I remember when I opened my CBZ account. It wasn’t the best of experiences, I was frustrated to the point of almost choosing another bank. That all changed when I opened the CBZ Touch app.
I burst out laughing. I couldn’t believe my eyes. ‘Good one Cibby,’ I thought. I needed the comic relief.
The app was just hideous, there’s no sugarcoating it. That it was the official app of the largest bank in the country was mind boggling to me.
The fact that it was the most popular banking app infuriated me. The initial impression of banking apps for most Zimbabweans was going to be this monstrosity. What a way to lower the bar.
For those that never saw it, I’m sorry but my apps auto update, so I no longer have screenshots but below is a tweet I sent out.
To this day I don’t know how the developers got the decision makers to sign off on that design. The icons seem to have been drawn by a toddler, probably the CTO’s son. Maybe that’s how it got the green light. The overall design screams, ‘bare minimum.’
After I tweeted the above, they replied, ‘Worry not Learnhard, watch the space.’ I watched that space for one year and six months. Now I finally have something to report.

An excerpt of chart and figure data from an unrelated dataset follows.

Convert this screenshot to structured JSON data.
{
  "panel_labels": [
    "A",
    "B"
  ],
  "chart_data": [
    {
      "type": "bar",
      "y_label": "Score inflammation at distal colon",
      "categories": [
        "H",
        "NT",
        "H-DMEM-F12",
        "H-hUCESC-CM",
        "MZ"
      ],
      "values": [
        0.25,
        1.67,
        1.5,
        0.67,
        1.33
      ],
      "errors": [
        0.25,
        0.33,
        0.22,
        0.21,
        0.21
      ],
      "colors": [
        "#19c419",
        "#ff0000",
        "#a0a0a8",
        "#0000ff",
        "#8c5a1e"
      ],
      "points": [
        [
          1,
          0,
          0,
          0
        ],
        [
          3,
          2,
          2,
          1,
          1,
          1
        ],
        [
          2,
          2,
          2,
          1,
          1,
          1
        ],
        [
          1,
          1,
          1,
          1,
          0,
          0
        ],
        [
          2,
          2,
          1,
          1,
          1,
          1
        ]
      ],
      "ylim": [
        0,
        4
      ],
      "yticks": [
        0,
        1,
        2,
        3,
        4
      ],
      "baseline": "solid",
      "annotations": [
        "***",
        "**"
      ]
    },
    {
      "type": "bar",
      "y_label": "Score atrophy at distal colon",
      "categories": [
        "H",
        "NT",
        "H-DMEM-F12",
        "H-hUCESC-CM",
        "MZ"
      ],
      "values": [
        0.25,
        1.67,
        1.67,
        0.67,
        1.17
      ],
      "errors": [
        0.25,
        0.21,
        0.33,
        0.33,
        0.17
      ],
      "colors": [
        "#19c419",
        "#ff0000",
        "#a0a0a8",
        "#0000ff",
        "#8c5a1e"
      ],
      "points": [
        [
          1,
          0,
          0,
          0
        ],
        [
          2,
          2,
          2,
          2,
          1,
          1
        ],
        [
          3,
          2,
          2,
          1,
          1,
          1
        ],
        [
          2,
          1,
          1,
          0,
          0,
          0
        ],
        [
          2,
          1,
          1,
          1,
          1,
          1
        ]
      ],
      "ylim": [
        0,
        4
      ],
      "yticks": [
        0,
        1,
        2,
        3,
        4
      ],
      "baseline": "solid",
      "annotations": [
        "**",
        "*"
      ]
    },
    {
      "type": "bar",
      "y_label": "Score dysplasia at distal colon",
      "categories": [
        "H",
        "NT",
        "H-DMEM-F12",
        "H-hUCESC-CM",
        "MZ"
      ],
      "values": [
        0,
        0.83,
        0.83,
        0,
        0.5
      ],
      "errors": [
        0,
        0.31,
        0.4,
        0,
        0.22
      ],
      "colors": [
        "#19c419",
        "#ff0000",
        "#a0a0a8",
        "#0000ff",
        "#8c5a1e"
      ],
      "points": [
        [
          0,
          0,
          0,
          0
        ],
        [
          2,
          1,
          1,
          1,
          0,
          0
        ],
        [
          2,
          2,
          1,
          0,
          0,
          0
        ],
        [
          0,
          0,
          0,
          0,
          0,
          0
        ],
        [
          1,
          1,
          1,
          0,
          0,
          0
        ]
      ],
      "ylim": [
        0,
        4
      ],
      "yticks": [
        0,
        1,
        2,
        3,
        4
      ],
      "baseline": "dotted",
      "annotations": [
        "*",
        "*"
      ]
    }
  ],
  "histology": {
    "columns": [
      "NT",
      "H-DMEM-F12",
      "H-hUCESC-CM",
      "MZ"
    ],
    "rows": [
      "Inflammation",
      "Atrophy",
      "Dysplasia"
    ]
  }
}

The new design is better, not great
If the directive given to the developer’s was to improve the design, that was no directive at all. There was no way to go but up. So, of course, the new design is better than the old one. See for yourself.
Turns out whilst I watched the CBZ space, NMB further improved their app. You can clearly see how the NMB design is just better, objectively.
The icons on Cibby’s offering look a little cartoonish. They also went overboard with the colours, the rainbow seems disjointed and jarring.
Contrast with the icons on the National Mattress Bank one and the difference is night and day. Here the icons were designed to work together with the same colour pallette. It just looks cohesive.
Further, I think the grid on the NMB app works better than the vertical alignment on Cibby’s. They could both chip away at the massive foreheads (headers) their apps have, with Cibby’s much too big.
Does all this even matter if the app works?
Yes, absolutely. Design matters. Both for physical items and software.
Humans are drawn to beautiful things. A beautiful face can mask a multitude of imperfections. Humans are just wired that way.
An ugly user interface conjures up images of incompetence, apathy and unlikeability.
If someone stepped on your shoes, your reaction is totally dependent on what they look like. If it’s an attractive person, truth is you are more likely to apologies yourself than throw a fit.
Same goes for UI design. If some feature does not work or an app crashes, you are more forgiving when it’s a beautifully designed program. You assume something went wrong, not that the program just doesn’t work. Which is what you assume when low level of care is betrayed by bad design.
The perception people have of a brand is important to it’s success. We see how Apple has leveraged good design into higher brand loyalty which in turn leads to higher margins.
Zimbabwean companies have to start taking UI design seriously. I’m glad CBZ has improved their offering and should continue improving it.